Q&A: Hamas and the Authority of the Tannaim
Hamas and the Authority of the Tannaim
Question
Hello Michi,
A. As every beginner in the study hall knows, one may not move away from anything ruled in the Talmud. My question is: what actually obligates us to obey the words of the Tannaim and Amoraim? “Do not veer aside”? Why, just because they said various laws—for example, the rabbinic enactment to recite a blessing before eating—is there an obligation to listen to them? In the end, they too were born of woman… Hope I made myself clear.
B. At the beginning of the war, Hamas atrocity videos were published, and, God forbid, I watched them. Is there any halakhic or moral problem with that? And what is it?
C. On that same topic (roughly), what is the difference between the four death penalties of the religious court that the Hebrew Bible commands—for example, to stone a Sabbath desecrator—and what Hamas did? Is there not something cruel in taking a person’s life just because he went out from his house to the public domain with a tissue?
Answer
- I’ve written about this more than once. See, for example, here: https://mikyab.net/%D7%A9%D7%95%D7%AA/%D7%A1%D7%9E%D7%9B%D7%95%D7%AA-%D7%94%D7%AA%D7%9C%D7%9E%D7%95%D7%93-4/
- I don’t see such a problem.
- A foolish question, pardon me (and I’m trying here to use gentle words). The difference is heaven and earth. In Jewish law, this is a theoretical law that was not implemented in practice (either not at all, or at most very rarely), whereas here they do it in practice, and moreover without even having such a “law.” In Jewish law there is execution of the offender, but no rape, abuse, and kidnappings—and certainly not of children. In Jewish law there are witnesses, deliberate action and intent, prior warning, and it is required that the defendant acknowledge the warning, plus many other conditions that make this a declarative law that is not really carried out—unlike Hamas. In Jewish law we are talking about someone who committed a specific transgression and all the conditions were fulfilled in his case (and he knew in advance that he was subjecting himself to the death penalty), whereas with Hamas we are talking about murder and abuse of a person (a Jew/Israeli) simply because he is such a person. And finally, even if there were no difference, one still has to kill them. Not because they are cruel or guilty, but in order to defend ourselves and also to eradicate evil.
Discussion on Answer
I don’t have Facebook and can’t see it. What did you see there?

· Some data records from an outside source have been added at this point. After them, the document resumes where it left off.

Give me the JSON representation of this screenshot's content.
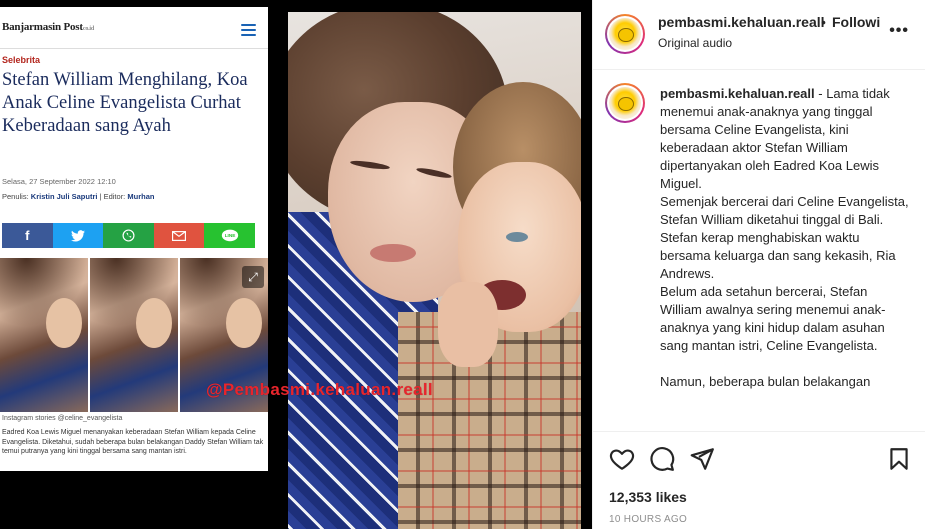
{
  "article": {
    "logo": "Banjarmasin",
    "logo_post": "Post",
    "logo_sub": "co.id",
    "category": "Selebrita",
    "title": "Stefan William Menghilang, Koa Anak Celine Evangelista Curhat Keberadaan sang Ayah",
    "date": "Selasa, 27 September 2022 12:10",
    "author_prefix": "Penulis:",
    "author": "Kristin Juli Saputri",
    "editor_prefix": "| Editor:",
    "editor": "Murhan",
    "share_buttons": [
      {
        "icon": "facebook-icon",
        "glyph": "f",
        "color": "#3b5998"
      },
      {
        "icon": "twitter-icon",
        "glyph": "🐦",
        "color": "#1da1f2"
      },
      {
        "icon": "whatsapp-icon",
        "glyph": "✆",
        "color": "#25a244"
      },
      {
        "icon": "mail-icon",
        "glyph": "✉",
        "color": "#e0533f"
      },
      {
        "icon": "line-icon",
        "glyph": "LINE",
        "color": "#27c230"
      }
    ],
    "photo_caption": "Instagram stories @celine_evangelista",
    "body": "Eadred Koa Lewis Miguel menanyakan keberadaan Stefan William kepada Celine Evangelista. Diketahui, sudah beberapa bulan belakangan Daddy Stefan William tak temui putranya yang kini tinggal bersama sang mantan istri."
  },
  "video": {
    "watermark": "@Pembasmi.kehaluan.reall"
  },
  "post": {
    "username": "pembasmi.kehaluan.reall",
    "separator": "•",
    "follow_label": "Following",
    "audio": "Original audio",
    "more_label": "•••",
    "caption_user": "pembasmi.kehaluan.reall",
    "caption_lines": [
      "- Lama tidak menemui anak-anaknya yang tinggal bersama Celine Evangelista, kini keberadaan aktor Stefan William dipertanyakan oleh Eadred Koa Lewis Miguel.",
      "Semenjak bercerai dari Celine Evangelista, Stefan William diketahui tinggal di Bali.",
      "Stefan kerap menghabiskan waktu bersama keluarga dan sang kekasih, Ria Andrews.",
      "Belum ada setahun bercerai, Stefan William awalnya sering menemui anak-anaknya yang kini hidup dalam asuhan sang mantan istri, Celine Evangelista.",
      "",
      "Namun, beberapa bulan belakangan"
    ],
    "likes": "12,353 likes",
    "time": "10 HOURS AGO"
  }
}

Now I’ve seen it (on the phone it does open). This is of course nonsense. Some of the cases are the killing of enemies and not punishment (as one of the commenters there wrote, the State of Israel has killed a thousand times more Palestinians than Judaism has in all its history). Another part is punishment, but not according to Jewish law. A Sanhedrin that executed, he doesn’t bring there. When you total up all those cases over the entire period, you’ll see these are very few cases. And beyond that, all my other distinctions still stand.
And of course his opening, from the words of Rabbi Yehuda Halevi, that throughout most of the period we had no sovereignty—logically that is true, but it is irrelevant. After all, the Palestinians also do not have a sovereign state, and that does not in the least stop them from murdering thousands of their own people and people from other nations. What room is there for comparison here at all?